Tiba-tiba sebuah kereta yang indah
yang ditarik oleh dua ekor kuda berhenti didekat mereka. Seorang lelaki
mengenakan seragam turun dari atas kereta dan mengangguk dengan hormat pada
wanita itu sambil membukakan pintu kereta.
“Mari silahkan, tuanku.” Ucap lelaki
berseragam itu. Sementara lelaki lain yang memegang tali kuda, tetap duduk
ditempatnya dengan tubuh yang duduk tegap.
“Selamat tinggal, Helena. Bila aku ingin mendapatkan
mawar-mawar yang indah untuk menghiasi istanaku, aku akan menyuruh pengawal
untuk membeli bunga-bunga mawar kepadamu. Aku sangat senang dengan mawar birumu
yang indah ini. Kau pasti telaten dalam memelihara kebun bungamu, Helena.” Ucap wanita itu sambil
masuk kedalam kereta yang sudah menunggunya.
Helena tercekat. Wanita itu pasti ratu
Yuliana. Keanggunan wajah ratu negerinya sudah terkenal kemana-mana walapun Helena belum pernah
melihat wajah ratunya. Tanpa sadar Helena
menjatuhkan lututnya, dan mengangguk dengan hormat.

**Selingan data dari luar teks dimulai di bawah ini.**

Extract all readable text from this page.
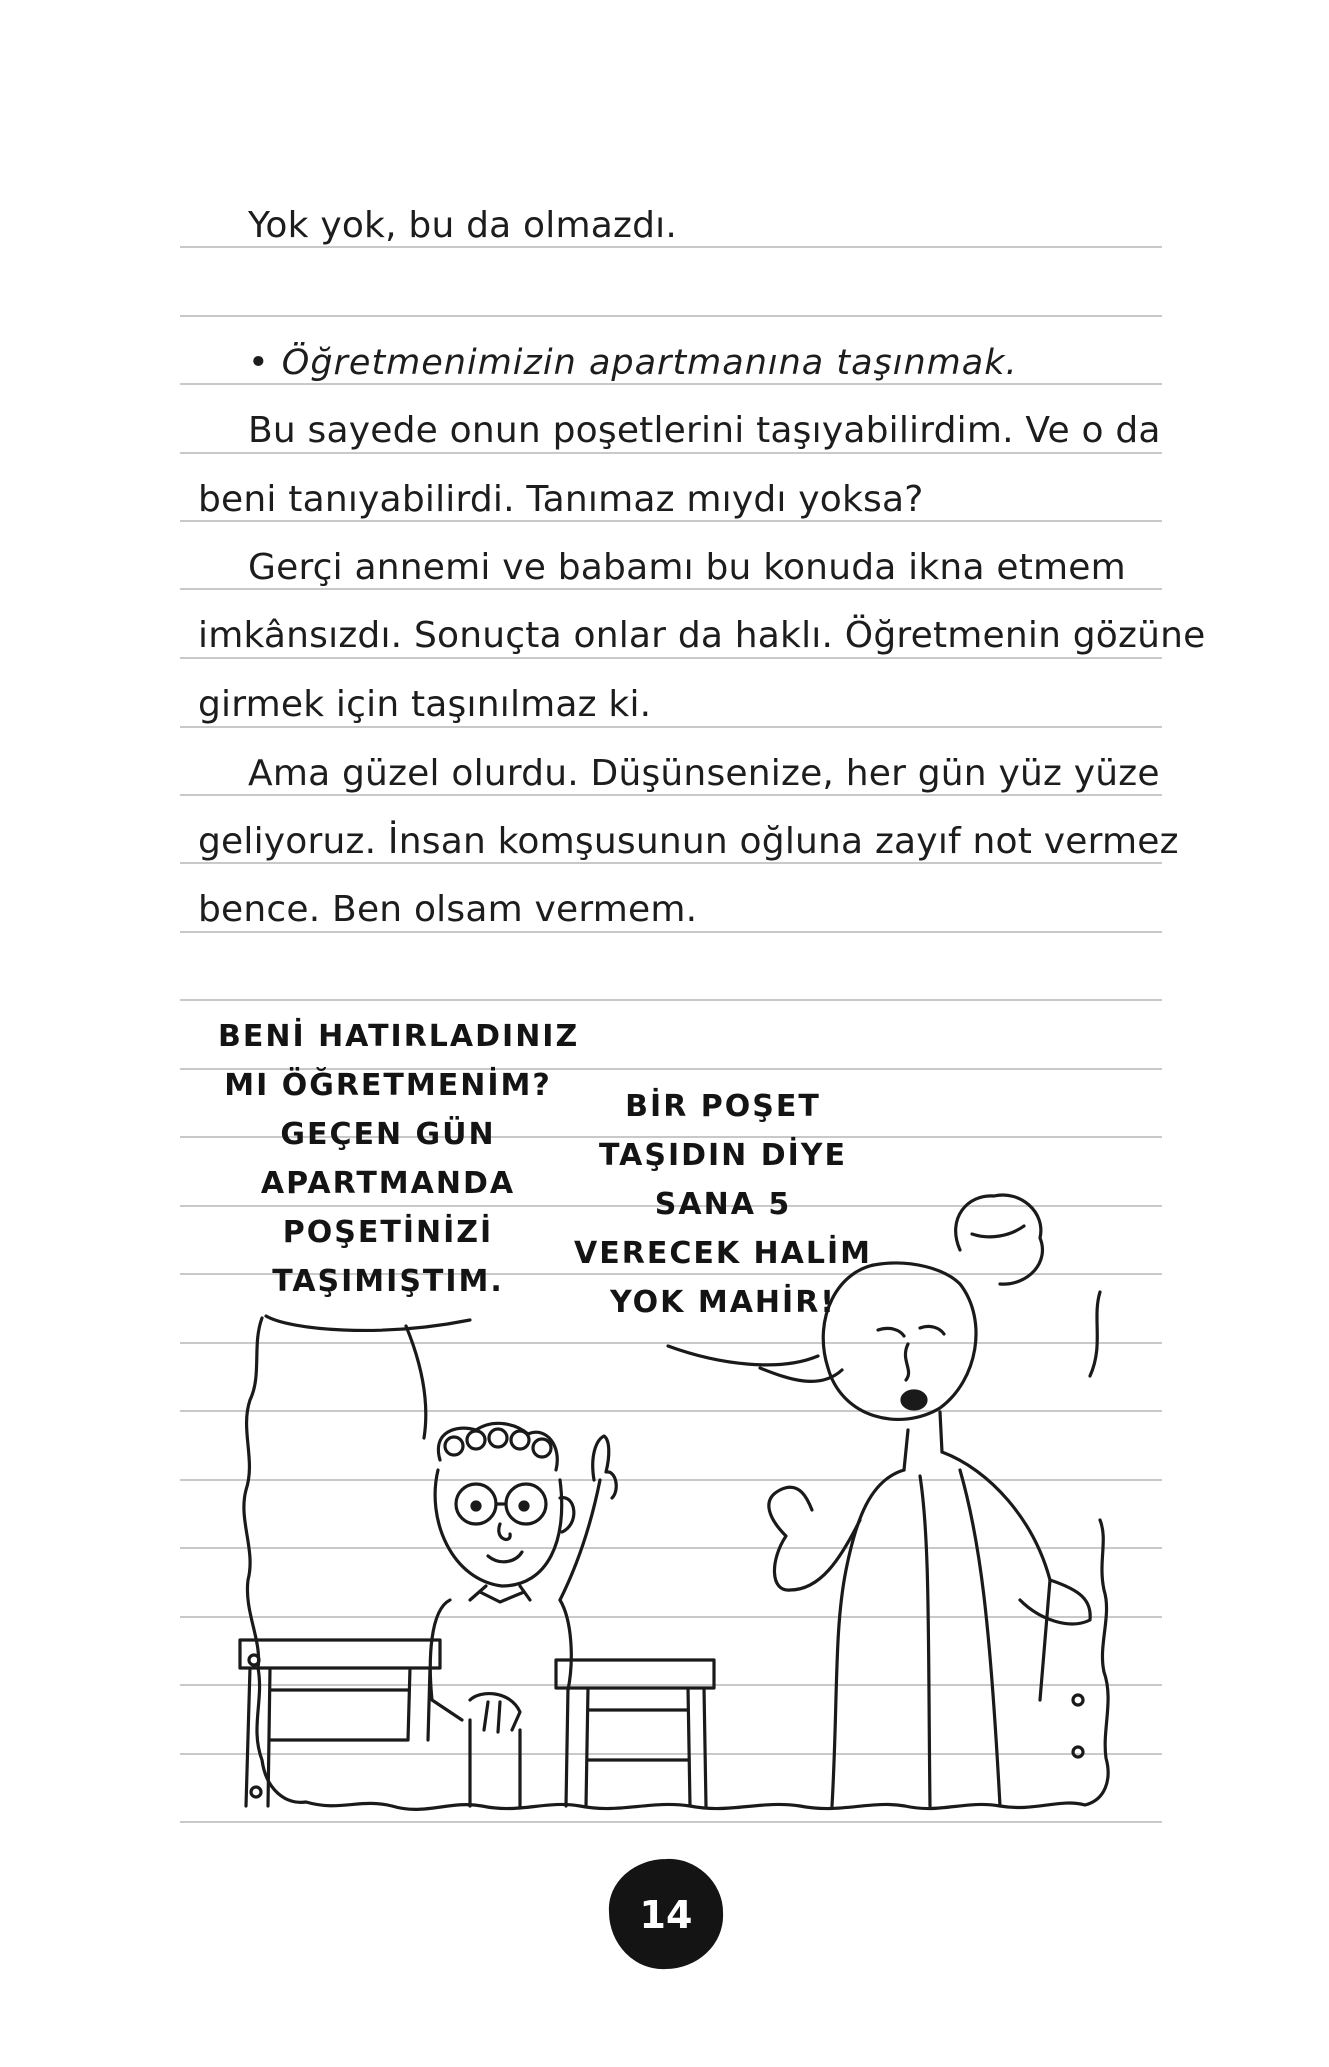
Yok yok, bu da olmazdı.
• Öğretmenimizin apartmanına taşınmak.
Bu sayede onun poşetlerini taşıyabilirdim. Ve o da
beni tanıyabilirdi. Tanımaz mıydı yoksa?
Gerçi annemi ve babamı bu konuda ikna etmem
imkânsızdı. Sonuçta onlar da haklı. Öğretmenin gözüne
girmek için taşınılmaz ki.
Ama güzel olurdu. Düşünsenize, her gün yüz yüze
geliyoruz. İnsan komşusunun oğluna zayıf not vermez
bence. Ben olsam vermem.
BENİ HATIRLADINIZ
MI ÖĞRETMENİM?
GEÇEN GÜN
APARTMANDA
POŞETİNİZİ
TAŞIMIŞTIM.
BİR POŞET
TAŞIDIN DİYE
SANA 5
VERECEK HALİM
YOK MAHİR!
14
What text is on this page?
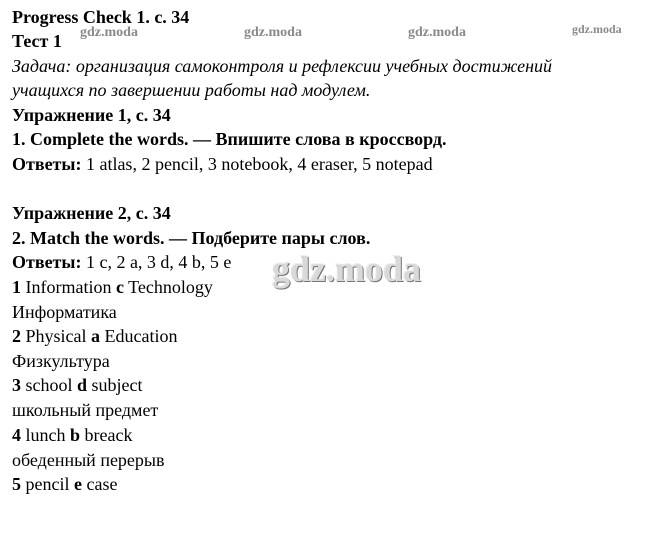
Progress Check 1. с. 34
Тест 1
Задача: организация самоконтроля и рефлексии учебных достижений
учащихся по завершении работы над модулем.
Упражнение 1, с. 34
1. Complete the words. — Впишите слова в кроссворд.
Ответы: 1 atlas, 2 pencil, 3 notebook, 4 eraser, 5 notepad
Упражнение 2, с. 34
2. Match the words. — Подберите пары слов.
Ответы: 1 c, 2 a, 3 d, 4 b, 5 e
1 Information c Technology
Информатика
2 Physical a Education
Физкультура
3 school d subject
школьный предмет
4 lunch b breack
обеденный перерыв
5 pencil e case
gdz.moda	gdz.moda	gdz.moda	gdz.moda
gdz.moda
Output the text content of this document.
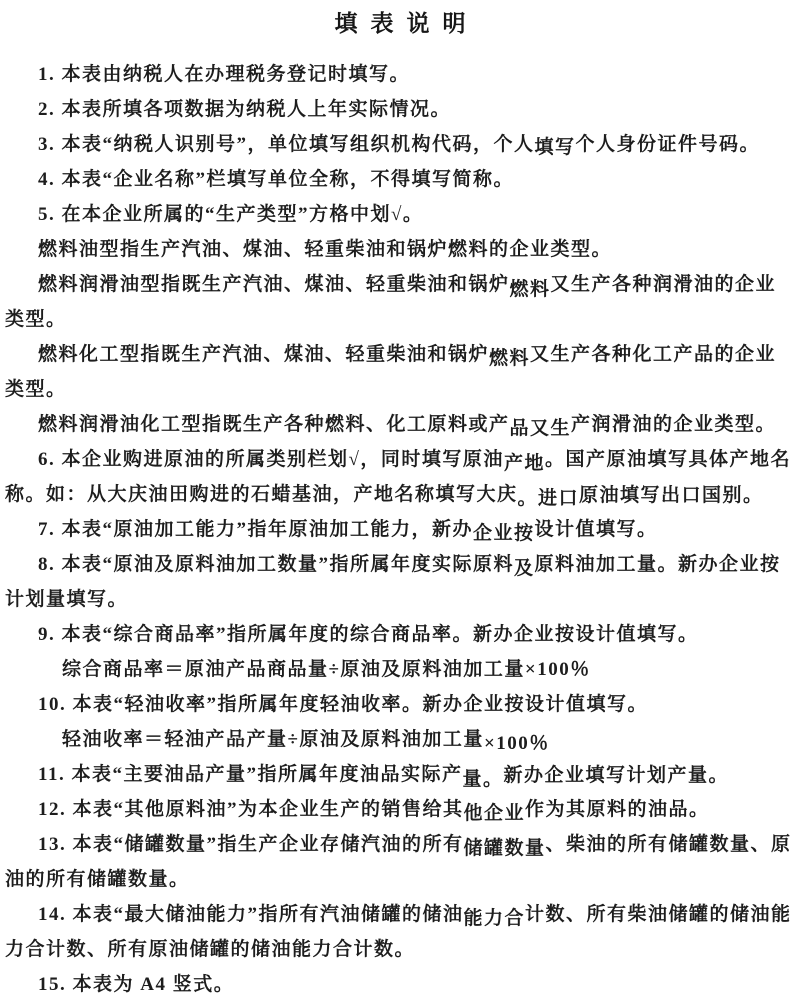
填表说明
1. 本表由纳税人在办理税务登记时填写。
2. 本表所填各项数据为纳税人上年实际情况。
3. 本表“纳税人识别号”，单位填写组织机构代码，个人填写个人身份证件号码。
4. 本表“企业名称”栏填写单位全称，不得填写简称。
5. 在本企业所属的“生产类型”方格中划√。
燃料油型指生产汽油、煤油、轻重柴油和锅炉燃料的企业类型。
燃料润滑油型指既生产汽油、煤油、轻重柴油和锅炉燃料又生产各种润滑油的企业
类型。
燃料化工型指既生产汽油、煤油、轻重柴油和锅炉燃料又生产各种化工产品的企业
类型。
燃料润滑油化工型指既生产各种燃料、化工原料或产品又生产润滑油的企业类型。
6. 本企业购进原油的所属类别栏划√，同时填写原油产地。国产原油填写具体产地名
称。如：从大庆油田购进的石蜡基油，产地名称填写大庆。进口原油填写出口国别。
7. 本表“原油加工能力”指年原油加工能力，新办企业按设计值填写。
8. 本表“原油及原料油加工数量”指所属年度实际原料及原料油加工量。新办企业按
计划量填写。
9. 本表“综合商品率”指所属年度的综合商品率。新办企业按设计值填写。
综合商品率＝原油产品商品量÷原油及原料油加工量×100％
10. 本表“轻油收率”指所属年度轻油收率。新办企业按设计值填写。
轻油收率＝轻油产品产量÷原油及原料油加工量×100％
11. 本表“主要油品产量”指所属年度油品实际产量。新办企业填写计划产量。
12. 本表“其他原料油”为本企业生产的销售给其他企业作为其原料的油品。
13. 本表“储罐数量”指生产企业存储汽油的所有储罐数量、柴油的所有储罐数量、原
油的所有储罐数量。
14. 本表“最大储油能力”指所有汽油储罐的储油能力合计数、所有柴油储罐的储油能
力合计数、所有原油储罐的储油能力合计数。
15. 本表为 A4 竖式。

“Terima kasih, Ratu.” Ucap Helena
dengan suara gemetar.
Kereta itu melaju perlahan. Helena melihat wajah ratu
Yuliana tersenyum dibalik jendela kereta dan melambaikan tangan kepadanya.
Tanpa sadar, Helena
membalas lambaian tangan ratu Yuliana.
Helena bergegas pulang kerumahnya. Tiba
dirumahnya dia membuka kantong roti pemberian ratu Yuliana. Ternyata didalam
kantong itu bukan hanya berisi roti-roti yang beraneka macam rasa dan isinya,
namun juga sekantong uang. Terima kasih, ratuku yang baik hati, ucap Helena dalam hati. Alangkah
senangnya, menjelang malam tahun baru dia bisa bertemu dengan ratunya.